Last Updated: April 24, 2009.

Patients who are more knowledgeable about dialysis when they begin hemodialysis may be more likely to use an arteriovenous fistula or graft compared to a catheter, according to research published online ahead of print April 23 in the Clinical Journal of the American Society of Nephrology.

FRIDAY, April 24 (HealthDay News) -- Patients who are more knowledgeable about dialysis when they begin hemodialysis may be more likely to use an arteriovenous fistula (AVF) or graft (AVG) compared to a catheter, according to research published online ahead of print April 23 in the Clinical Journal of the American Society of Nephrology.

Kerri L. Cavanaugh, M.D., of the Vanderbilt University Medical Center in Nashville, Tenn., and colleagues analyzed data from 490 patients whose knowledge about dialysis was assessed with the Chronic Hemodialysis Knowledge Survey at baseline. The primary outcome was type of dialysis access at baseline, three months, and six months. Use of an AVF or AVG is associated with lower mortality than using a catheter for dialysis access.

The researchers found that the people who used a dialysis catheter at initiation compared to an AVF or AVG had lower knowledge scores. Those scoring 20 percentage points higher were 25 percent more likely to use an AVF or AVG upon initiating dialysis.
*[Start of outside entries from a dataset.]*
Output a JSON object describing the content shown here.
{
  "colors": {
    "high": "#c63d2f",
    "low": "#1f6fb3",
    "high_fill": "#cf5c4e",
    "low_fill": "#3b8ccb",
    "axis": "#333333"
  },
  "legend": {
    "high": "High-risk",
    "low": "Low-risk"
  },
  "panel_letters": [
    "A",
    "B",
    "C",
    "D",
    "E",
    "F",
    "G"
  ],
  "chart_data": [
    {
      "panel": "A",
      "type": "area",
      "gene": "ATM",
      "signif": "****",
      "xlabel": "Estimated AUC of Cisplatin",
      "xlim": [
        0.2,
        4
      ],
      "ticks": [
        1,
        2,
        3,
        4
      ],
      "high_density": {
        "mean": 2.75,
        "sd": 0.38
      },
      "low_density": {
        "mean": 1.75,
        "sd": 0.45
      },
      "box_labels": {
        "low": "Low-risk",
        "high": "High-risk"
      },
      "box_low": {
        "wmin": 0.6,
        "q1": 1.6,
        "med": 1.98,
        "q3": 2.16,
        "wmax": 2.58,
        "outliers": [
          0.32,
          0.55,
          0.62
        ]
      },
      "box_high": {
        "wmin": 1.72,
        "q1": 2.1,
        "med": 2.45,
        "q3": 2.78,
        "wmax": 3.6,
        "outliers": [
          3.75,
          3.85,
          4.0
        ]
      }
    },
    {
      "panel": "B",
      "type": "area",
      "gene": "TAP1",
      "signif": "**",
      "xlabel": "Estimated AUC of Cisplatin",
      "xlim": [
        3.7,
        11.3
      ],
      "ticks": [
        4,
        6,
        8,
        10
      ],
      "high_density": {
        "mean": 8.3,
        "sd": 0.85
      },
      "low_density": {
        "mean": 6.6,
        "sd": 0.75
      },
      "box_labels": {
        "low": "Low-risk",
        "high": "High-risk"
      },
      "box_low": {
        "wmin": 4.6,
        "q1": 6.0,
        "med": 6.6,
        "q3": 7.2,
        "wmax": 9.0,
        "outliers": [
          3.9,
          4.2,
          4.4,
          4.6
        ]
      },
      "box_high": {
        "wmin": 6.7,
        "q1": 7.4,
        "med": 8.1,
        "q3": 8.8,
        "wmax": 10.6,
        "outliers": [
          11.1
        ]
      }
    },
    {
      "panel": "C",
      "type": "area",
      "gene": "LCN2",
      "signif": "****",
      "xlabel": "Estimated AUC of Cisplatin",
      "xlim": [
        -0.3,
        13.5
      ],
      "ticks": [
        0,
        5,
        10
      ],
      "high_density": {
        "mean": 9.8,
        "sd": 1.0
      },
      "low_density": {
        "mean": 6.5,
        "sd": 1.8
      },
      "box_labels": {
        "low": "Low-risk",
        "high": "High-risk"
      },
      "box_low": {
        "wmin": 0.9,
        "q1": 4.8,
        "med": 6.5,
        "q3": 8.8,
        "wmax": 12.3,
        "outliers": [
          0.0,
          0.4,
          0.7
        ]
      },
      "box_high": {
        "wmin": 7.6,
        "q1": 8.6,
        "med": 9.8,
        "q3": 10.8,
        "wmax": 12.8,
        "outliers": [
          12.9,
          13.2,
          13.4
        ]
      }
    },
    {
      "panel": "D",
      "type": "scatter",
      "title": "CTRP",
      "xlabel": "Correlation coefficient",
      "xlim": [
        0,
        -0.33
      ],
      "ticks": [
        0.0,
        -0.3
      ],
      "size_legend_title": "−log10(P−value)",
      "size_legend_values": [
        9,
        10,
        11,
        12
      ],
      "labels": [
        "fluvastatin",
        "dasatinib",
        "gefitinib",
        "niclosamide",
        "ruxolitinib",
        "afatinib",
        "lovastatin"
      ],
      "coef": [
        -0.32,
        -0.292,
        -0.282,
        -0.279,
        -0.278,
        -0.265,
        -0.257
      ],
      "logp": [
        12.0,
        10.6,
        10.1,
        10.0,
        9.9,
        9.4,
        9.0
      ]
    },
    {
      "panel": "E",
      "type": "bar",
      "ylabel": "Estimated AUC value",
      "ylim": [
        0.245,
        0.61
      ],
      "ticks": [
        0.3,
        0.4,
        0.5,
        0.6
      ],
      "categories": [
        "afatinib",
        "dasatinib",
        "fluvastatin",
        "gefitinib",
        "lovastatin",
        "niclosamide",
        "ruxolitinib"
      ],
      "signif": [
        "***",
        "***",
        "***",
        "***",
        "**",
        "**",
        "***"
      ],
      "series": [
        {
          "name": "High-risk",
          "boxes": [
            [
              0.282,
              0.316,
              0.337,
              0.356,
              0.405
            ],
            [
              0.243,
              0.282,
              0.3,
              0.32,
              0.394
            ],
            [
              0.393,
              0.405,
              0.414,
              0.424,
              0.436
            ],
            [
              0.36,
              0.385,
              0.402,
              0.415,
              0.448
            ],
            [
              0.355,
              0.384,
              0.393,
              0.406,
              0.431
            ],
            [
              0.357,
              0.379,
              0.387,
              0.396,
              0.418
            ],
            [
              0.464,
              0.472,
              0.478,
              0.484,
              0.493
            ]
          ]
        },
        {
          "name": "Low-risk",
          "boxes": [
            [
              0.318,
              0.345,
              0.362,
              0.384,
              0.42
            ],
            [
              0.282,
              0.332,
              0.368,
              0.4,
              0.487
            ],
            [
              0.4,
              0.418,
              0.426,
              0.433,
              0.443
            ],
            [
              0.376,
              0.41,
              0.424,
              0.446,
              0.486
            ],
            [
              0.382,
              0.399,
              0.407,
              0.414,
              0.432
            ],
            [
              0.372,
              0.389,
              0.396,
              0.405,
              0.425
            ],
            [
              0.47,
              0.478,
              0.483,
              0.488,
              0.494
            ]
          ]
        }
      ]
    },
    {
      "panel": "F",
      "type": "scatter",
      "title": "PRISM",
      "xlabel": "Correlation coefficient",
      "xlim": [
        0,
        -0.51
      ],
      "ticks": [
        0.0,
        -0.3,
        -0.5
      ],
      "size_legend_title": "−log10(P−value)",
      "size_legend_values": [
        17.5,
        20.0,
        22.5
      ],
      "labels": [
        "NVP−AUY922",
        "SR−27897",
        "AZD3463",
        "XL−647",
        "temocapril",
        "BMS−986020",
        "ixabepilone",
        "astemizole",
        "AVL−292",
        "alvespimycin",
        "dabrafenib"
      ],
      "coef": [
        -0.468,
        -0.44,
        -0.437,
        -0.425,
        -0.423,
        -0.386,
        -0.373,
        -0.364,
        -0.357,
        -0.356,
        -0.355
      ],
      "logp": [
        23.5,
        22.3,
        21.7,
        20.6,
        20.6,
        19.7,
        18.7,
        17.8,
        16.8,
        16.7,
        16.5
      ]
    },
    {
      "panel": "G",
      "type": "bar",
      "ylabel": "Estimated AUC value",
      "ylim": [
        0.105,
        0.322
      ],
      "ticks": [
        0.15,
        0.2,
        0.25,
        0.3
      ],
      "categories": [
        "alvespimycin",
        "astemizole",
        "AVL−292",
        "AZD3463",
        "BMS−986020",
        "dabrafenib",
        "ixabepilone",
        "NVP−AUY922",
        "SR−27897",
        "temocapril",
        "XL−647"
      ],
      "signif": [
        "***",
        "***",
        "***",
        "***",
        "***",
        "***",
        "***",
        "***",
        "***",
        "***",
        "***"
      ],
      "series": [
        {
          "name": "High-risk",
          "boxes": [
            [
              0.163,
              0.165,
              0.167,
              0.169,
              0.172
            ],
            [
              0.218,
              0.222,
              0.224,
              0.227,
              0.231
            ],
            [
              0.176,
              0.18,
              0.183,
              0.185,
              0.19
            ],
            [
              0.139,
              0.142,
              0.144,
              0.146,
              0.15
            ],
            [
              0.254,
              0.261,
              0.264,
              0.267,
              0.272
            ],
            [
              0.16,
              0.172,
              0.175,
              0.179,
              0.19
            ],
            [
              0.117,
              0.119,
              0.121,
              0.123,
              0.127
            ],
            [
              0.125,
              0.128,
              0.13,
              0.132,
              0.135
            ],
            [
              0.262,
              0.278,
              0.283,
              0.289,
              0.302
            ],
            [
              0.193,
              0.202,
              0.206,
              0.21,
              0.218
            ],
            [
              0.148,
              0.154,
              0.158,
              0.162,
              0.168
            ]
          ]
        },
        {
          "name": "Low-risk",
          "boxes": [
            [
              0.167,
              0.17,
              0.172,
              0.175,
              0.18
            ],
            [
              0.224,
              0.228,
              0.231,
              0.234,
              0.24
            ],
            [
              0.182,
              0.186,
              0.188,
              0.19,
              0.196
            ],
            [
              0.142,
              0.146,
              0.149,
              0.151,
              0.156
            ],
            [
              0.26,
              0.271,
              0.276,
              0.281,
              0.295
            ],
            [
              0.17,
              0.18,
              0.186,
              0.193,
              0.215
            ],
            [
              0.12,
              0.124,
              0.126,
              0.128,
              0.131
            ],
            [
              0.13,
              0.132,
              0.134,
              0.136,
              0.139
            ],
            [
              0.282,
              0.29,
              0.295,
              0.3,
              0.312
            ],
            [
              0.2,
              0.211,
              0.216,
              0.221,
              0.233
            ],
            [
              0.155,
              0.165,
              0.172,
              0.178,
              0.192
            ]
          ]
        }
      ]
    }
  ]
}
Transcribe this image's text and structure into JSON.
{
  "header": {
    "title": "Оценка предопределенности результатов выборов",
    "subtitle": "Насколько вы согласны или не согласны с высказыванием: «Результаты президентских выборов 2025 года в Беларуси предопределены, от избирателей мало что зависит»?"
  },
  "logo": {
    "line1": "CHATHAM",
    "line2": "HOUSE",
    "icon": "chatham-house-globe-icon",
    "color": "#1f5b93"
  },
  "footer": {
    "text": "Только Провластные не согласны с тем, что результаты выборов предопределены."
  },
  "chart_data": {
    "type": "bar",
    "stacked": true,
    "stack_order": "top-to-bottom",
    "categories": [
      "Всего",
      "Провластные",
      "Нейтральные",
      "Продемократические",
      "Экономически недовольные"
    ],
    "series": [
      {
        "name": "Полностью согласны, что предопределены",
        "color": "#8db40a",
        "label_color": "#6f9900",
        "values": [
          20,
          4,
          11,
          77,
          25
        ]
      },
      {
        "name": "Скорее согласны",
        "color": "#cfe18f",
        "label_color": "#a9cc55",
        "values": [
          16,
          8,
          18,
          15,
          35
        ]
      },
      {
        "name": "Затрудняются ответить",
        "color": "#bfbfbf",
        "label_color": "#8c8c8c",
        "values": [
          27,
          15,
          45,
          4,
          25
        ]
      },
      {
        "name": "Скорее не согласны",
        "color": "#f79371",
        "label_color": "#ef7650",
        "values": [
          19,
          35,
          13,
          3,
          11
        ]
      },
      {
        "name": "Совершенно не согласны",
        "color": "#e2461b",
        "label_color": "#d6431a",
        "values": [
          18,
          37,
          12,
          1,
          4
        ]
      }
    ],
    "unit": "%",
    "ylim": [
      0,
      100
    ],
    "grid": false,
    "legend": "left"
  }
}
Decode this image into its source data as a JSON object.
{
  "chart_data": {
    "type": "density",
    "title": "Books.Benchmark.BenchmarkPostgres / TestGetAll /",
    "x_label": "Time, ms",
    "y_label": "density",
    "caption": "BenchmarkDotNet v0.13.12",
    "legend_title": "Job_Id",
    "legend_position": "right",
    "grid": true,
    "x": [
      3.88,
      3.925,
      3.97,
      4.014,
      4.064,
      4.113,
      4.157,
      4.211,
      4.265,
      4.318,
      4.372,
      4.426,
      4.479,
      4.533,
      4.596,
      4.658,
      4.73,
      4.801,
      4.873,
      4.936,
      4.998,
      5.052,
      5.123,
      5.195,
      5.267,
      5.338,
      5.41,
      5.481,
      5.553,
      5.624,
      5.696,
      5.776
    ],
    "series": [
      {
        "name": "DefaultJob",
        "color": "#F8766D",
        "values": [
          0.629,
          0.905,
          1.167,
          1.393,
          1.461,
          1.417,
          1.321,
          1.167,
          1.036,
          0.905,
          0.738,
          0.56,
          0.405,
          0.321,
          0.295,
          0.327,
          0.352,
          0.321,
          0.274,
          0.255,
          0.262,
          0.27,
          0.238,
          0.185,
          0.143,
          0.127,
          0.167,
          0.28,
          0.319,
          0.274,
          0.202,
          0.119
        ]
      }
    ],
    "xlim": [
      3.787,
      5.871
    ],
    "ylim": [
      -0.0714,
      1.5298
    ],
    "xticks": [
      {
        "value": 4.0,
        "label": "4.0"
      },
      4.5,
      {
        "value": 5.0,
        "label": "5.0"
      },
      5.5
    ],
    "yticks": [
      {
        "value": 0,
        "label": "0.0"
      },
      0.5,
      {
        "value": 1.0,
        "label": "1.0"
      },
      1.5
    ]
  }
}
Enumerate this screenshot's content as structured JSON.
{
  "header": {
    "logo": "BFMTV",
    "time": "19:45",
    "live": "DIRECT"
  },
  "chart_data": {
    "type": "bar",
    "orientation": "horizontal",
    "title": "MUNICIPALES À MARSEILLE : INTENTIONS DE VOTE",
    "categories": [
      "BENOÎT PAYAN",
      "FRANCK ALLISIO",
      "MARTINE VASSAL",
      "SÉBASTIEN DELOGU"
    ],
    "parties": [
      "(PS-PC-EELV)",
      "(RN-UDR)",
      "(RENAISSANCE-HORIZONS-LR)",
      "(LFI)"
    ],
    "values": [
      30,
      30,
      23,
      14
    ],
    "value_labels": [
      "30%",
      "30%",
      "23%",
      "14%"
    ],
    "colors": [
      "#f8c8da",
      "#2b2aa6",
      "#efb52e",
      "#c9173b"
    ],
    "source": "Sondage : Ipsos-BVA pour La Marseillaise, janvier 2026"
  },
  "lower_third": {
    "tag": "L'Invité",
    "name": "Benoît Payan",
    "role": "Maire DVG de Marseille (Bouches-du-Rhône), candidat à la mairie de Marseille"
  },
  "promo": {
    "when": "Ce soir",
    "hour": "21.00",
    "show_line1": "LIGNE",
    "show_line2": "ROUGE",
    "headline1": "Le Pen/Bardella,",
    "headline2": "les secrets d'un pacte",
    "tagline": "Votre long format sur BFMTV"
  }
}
"Evaluation of patient dialysis knowledge is a rapid and easy method to identify patients who may be at higher risk of not using an arteriovenous access both at dialysis initiation and after starting dialysis, and therefore may be candidates for targeted educational interventions. Further evaluation of the impact of patient dialysis knowledge and the improvement in knowledge level in larger studies is needed to better understand its relationship with clinical measures and to provide guidance for improved chronic hemodialysis patient education," the authors conclude.

A program in which the subjects were enrolled was supported by Amgen, Inc.